MILWAUKEE — Zombie debt is defined as debt that has been “raised from the dead,” so to speak. It could even be something you never owed at all.
When a person doesn’t pay a debt, the lender will take action — by phone, letter, or even a court case — to collect the money they are owed. In some cases, though, the debtor simply can’t pay or can’t be found. In other cases, the debtor files for bankruptcy and, depending on the kind of debt owed, the debt may be put on hold, renegotiated or discharged completely.
Sometimes, this old debt comes back to life. Some of the most common scenarios of zombie debt are the following:
● Unpaid debts that are beyond the statute of limitations when you can be taken to court for payment
● Unpaid debts you owe but forgot about
● Unpaid debts wiped out with bankruptcy
● Debts you already settled with the creditor
● Fraudulent charges from identity theft
● Fake debts “creditors” claim you owe as part of a scam
Creditors often remove old debt from their ledgers and sell it to third-party collectors. In some cases, the debts are legitimate, but in other cases they aren’t. When debts are sold and re-sold, the records may be incomplete or inaccurate. Think of it as a game of “telephone.” The more times a debt is passed around, the more chance that the related information is wrong.
The legal treatment of old debt will depend on where you live and the type of debt in question. Depending on the law, debt collectors are not allowed to sue for old debt if the statute of limitations has expired, however, they are still allowed to contact you and ask to pay off the old debt. Check the statute of limitations for each U.S. state and Canadian province for more information.
However, if you start to make payments or acknowledge the debt in some way, the action may restore the collection agency’s legal right to take the matter to court. Never agree to make a payment on a debt you aren’t sure about, even if the collection agency puts pressure for payment.
The best way to start is by doing a thorough investigation. Search through old records to find bank statements and notices of payment. Gather as many facts as possible about the debt in question. Next, within 35 days of initial contact and without acknowledging the debt is yours, ask the creditor for a debt validation letter. The Fair Debt Collection Practices Act (FDCPA) requires the debt collection agency to provide you with written proof of the debt’s validity or a judgment against you, as well as the name and address of the original creditor if the debt was resold. Once this information is gathered, determine if the debt is really yours and if it still needs to be paid.

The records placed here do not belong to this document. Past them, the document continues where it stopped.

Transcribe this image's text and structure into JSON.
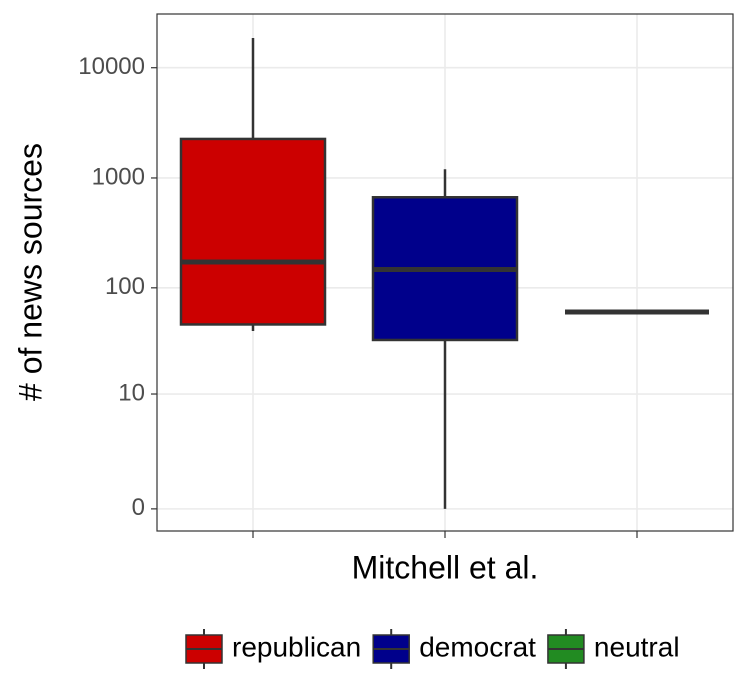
{
  "chart_data": {
    "type": "box",
    "x_label": "Mitchell et al.",
    "y_label": "# of news sources",
    "y_scale": "log1p",
    "ylim": [
      -0.37,
      30700
    ],
    "yticks": [
      0,
      10,
      100,
      1000,
      10000
    ],
    "grid": true,
    "legend_position": "bottom",
    "series": [
      {
        "name": "republican",
        "color": "#cc0000",
        "whisker_low": 40,
        "q1": 46,
        "median": 172,
        "q3": 2260,
        "whisker_high": 18600
      },
      {
        "name": "democrat",
        "color": "#00008b",
        "whisker_low": 0,
        "q1": 33,
        "median": 147,
        "q3": 668,
        "whisker_high": 1200
      },
      {
        "name": "neutral",
        "color": "#228b22",
        "whisker_low": 60,
        "q1": 60,
        "median": 60,
        "q3": 60,
        "whisker_high": 60
      }
    ]
  }
}
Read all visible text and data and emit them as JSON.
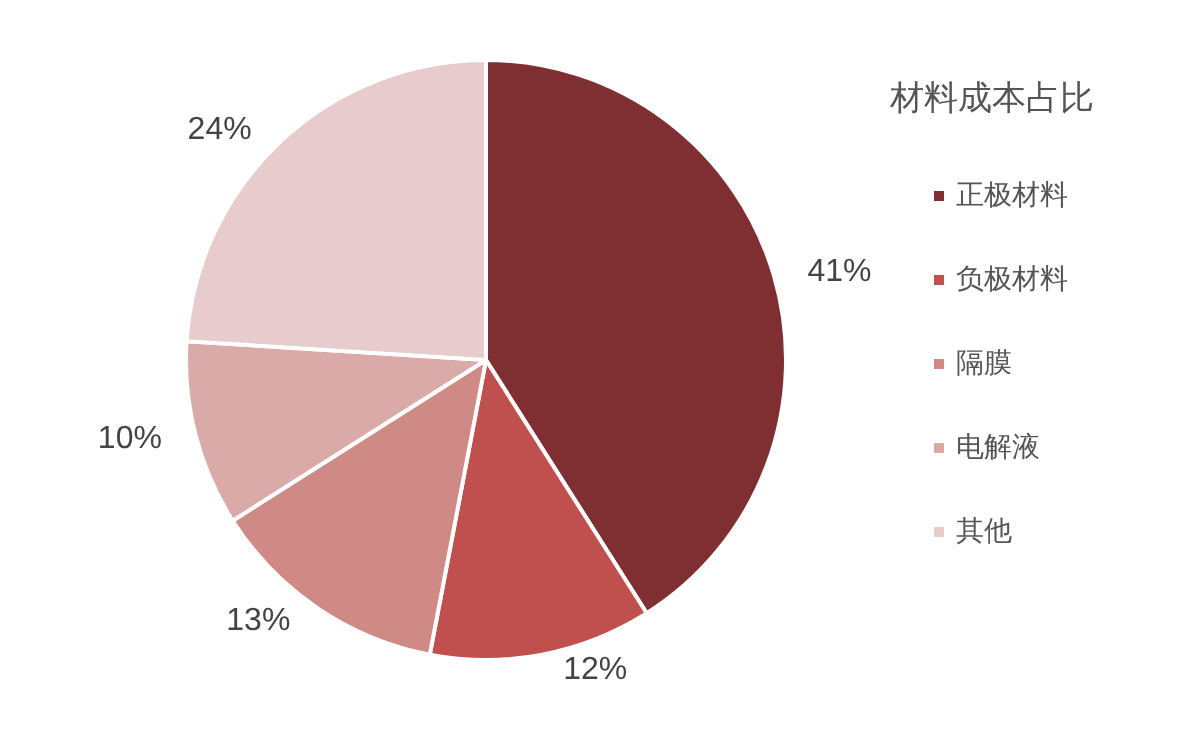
{
  "chart_data": {
    "type": "pie",
    "legend_title": "材料成本占比",
    "categories": [
      "正极材料",
      "负极材料",
      "隔膜",
      "电解液",
      "其他"
    ],
    "values": [
      41,
      12,
      13,
      10,
      24
    ],
    "colors": [
      "#7f2f32",
      "#c0504d",
      "#d08a86",
      "#d9aaa8",
      "#e8cbcc"
    ],
    "value_labels": [
      "41%",
      "12%",
      "13%",
      "10%",
      "24%"
    ],
    "legend": "right"
  }
}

If you determine the debt was yours, but you already paid it, write a letter to the collections agency and demand that they cease contact. Include proof of payment if available. The collections agency is legally required to stop contacting you under the FDCPA.
If you determine the debt is not yours or is invalid, write a letter challenging its validity and where applicable, include any proof you may have.
If you determine you do owe the funds and you can pay the debt, resolve the issue by first getting a payment agreement in writing and then eliminating your unresolved debt.
If you determine you do owe the funds, but you can’t pay the debt, you can pursue debt relief through bankruptcy or credit counseling.
When deciding what route to take, keep in mind that once a debt is past the statute of limitations, collectors can no longer sue you to get payment. In addition, the FDCPA stipulates that any unpaid debts should be removed from a person’s credit score after seven years. If you decide to begin paying or pay in full an old debt, it could restart the statute of limitations and affect your credit.